Figure 4. Genotyping of TP53-targeted clones via fluorescent PCR-capillary gel electrophoresis.

TP53-targeted HCT116 cells were genotyped using fluorescent PCR-capillary gel electrophoresis (a) and several representative clones are shown. Clones #1 to #3 and clones #4 to #6 were targeted by sgTP53-E4.1 and –E4.2, respectively. (b) Sanger sequencing was performed to validate the indel mutations harboured by each clones. Representation of mutations is similar to that in Fig. 3b; in addition, orange nucleotides indicate substituted bases. Quantitative RT-PCR (c) and Western blot (d) analyses were performed to confirm the genotype of the clones. Error bars represent standard deviations of values from two independent experiments (n = 2). Asterisks represent significantly different (p < 0.05) expression levels as compared to the wildtype parental clone using one-tailed t-test.

Figure 5. Genotyping of MIR615-3p-targeted clones via fluorescent PCR-capillary gel electrophoresis.

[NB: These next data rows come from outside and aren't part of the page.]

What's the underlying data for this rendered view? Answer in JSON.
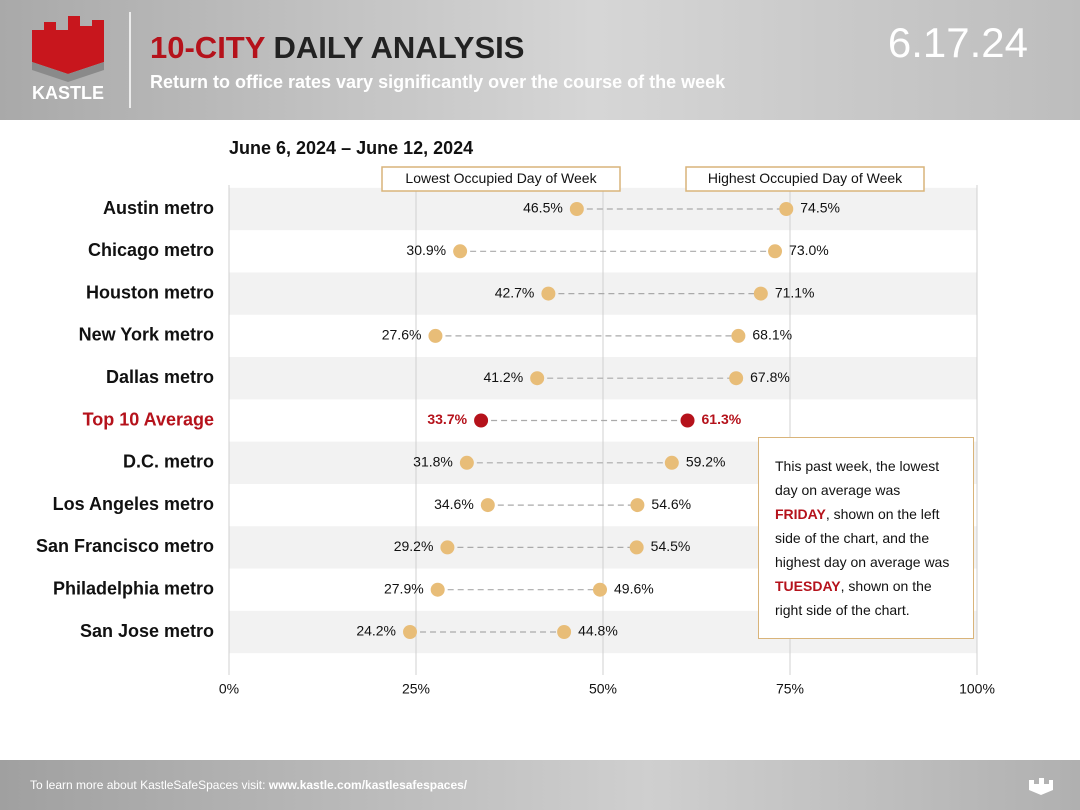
{
  "brand": "KASTLE",
  "header": {
    "title_accent": "10-CITY",
    "title": "DAILY ANALYSIS",
    "subtitle": "Return to office rates vary significantly over the course of the week",
    "date": "6.17.24"
  },
  "chart_data": {
    "type": "dumbbell",
    "title": "June 6, 2024 – June 12, 2024",
    "categories": [
      "Austin metro",
      "Chicago metro",
      "Houston metro",
      "New York metro",
      "Dallas metro",
      "Top 10 Average",
      "D.C. metro",
      "Los Angeles metro",
      "San Francisco metro",
      "Philadelphia metro",
      "San Jose metro"
    ],
    "category_colors": [
      "#111111",
      "#111111",
      "#111111",
      "#111111",
      "#111111",
      "#b5121b",
      "#111111",
      "#111111",
      "#111111",
      "#111111",
      "#111111"
    ],
    "series": [
      {
        "name": "Lowest Occupied Day of Week",
        "values": [
          46.5,
          30.9,
          42.7,
          27.6,
          41.2,
          33.7,
          31.8,
          34.6,
          29.2,
          27.9,
          24.2
        ],
        "value_labels": [
          "46.5%",
          "30.9%",
          "42.7%",
          "27.6%",
          "41.2%",
          "33.7%",
          "31.8%",
          "34.6%",
          "29.2%",
          "27.9%",
          "24.2%"
        ],
        "colors": [
          "#e8bd78",
          "#e8bd78",
          "#e8bd78",
          "#e8bd78",
          "#e8bd78",
          "#b5121b",
          "#e8bd78",
          "#e8bd78",
          "#e8bd78",
          "#e8bd78",
          "#e8bd78"
        ]
      },
      {
        "name": "Highest Occupied Day of Week",
        "values": [
          74.5,
          73.0,
          71.1,
          68.1,
          67.8,
          61.3,
          59.2,
          54.6,
          54.5,
          49.6,
          44.8
        ],
        "value_labels": [
          "74.5%",
          "73.0%",
          "71.1%",
          "68.1%",
          "67.8%",
          "61.3%",
          "59.2%",
          "54.6%",
          "54.5%",
          "49.6%",
          "44.8%"
        ],
        "colors": [
          "#e8bd78",
          "#e8bd78",
          "#e8bd78",
          "#e8bd78",
          "#e8bd78",
          "#b5121b",
          "#e8bd78",
          "#e8bd78",
          "#e8bd78",
          "#e8bd78",
          "#e8bd78"
        ]
      }
    ],
    "xlim": [
      0,
      100
    ],
    "xticks": [
      {
        "value": 0,
        "label": "0%"
      },
      {
        "value": 25,
        "label": "25%"
      },
      {
        "value": 50,
        "label": "50%"
      },
      {
        "value": 75,
        "label": "75%"
      },
      {
        "value": 100,
        "label": "100%"
      }
    ],
    "grid": true,
    "annotation": [
      "This past week, the lowest day on average was ",
      "FRIDAY",
      ", shown on the left side of the chart, and the highest day on average was ",
      "TUESDAY",
      ", shown on the right side of the chart."
    ]
  },
  "footer": {
    "text": "To learn more about KastleSafeSpaces visit: ",
    "link": "www.kastle.com/kastlesafespaces/"
  }
}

MIR615 gene (specifically the region encoding miR615-3p) was targeted using CRISPR/Cas9 system in HCT116 cells. The genotype of individual targeted clones was determined via fluorescent PCR coupled with capillary gel electrophoresis (a) and verified using Sanger sequencing (b) and quantitative RT-PCR (c). (d) The expression of miR615-5p was evaluated using quantitative RT-PCR. In addition, the expression of a known target of miR615-3p, AKT2, was examined using quantitative RT-PCR (e) and Western blot analysis (f). All symbols and representations are identical to those in Fig. 3. Error bars represent standard deviations of values from two independent experiments (n = 2). Asterisks represent significantly different (p < 0.05) expression levels as compared to the wildtype parental clone using one-tailed t-test.

Figure 6. Genotyping of multiplex targeted clones via fluorescent PCR-capillary gel electrophoresis.

The genome of HCT116 cells was targeted using sgATRX-E4 and sgTP53-E4.2 and clones were genotyped via fluorescent PCR-capillary gel electrophoresis (a) at both loci (exon 4 of ATRX gene and exon 4 of TP53 gene). Two double knockout clones are shown. Sanger sequencing (b), quantitative RT-PCR (c) and Western blot (d) analyses were performed to validate the fluorescent PCR-capillary gel electrophoresis results and double knockout status of the two clones. All symbols and representations are identical to those in Figs 3 and 4. Error bars represent standard deviations of values from two independent experiments (n = 2). Asterisks represent significantly different (p < 0.05) expression levels as compared to the wildtype parental clone using one-tailed t-test.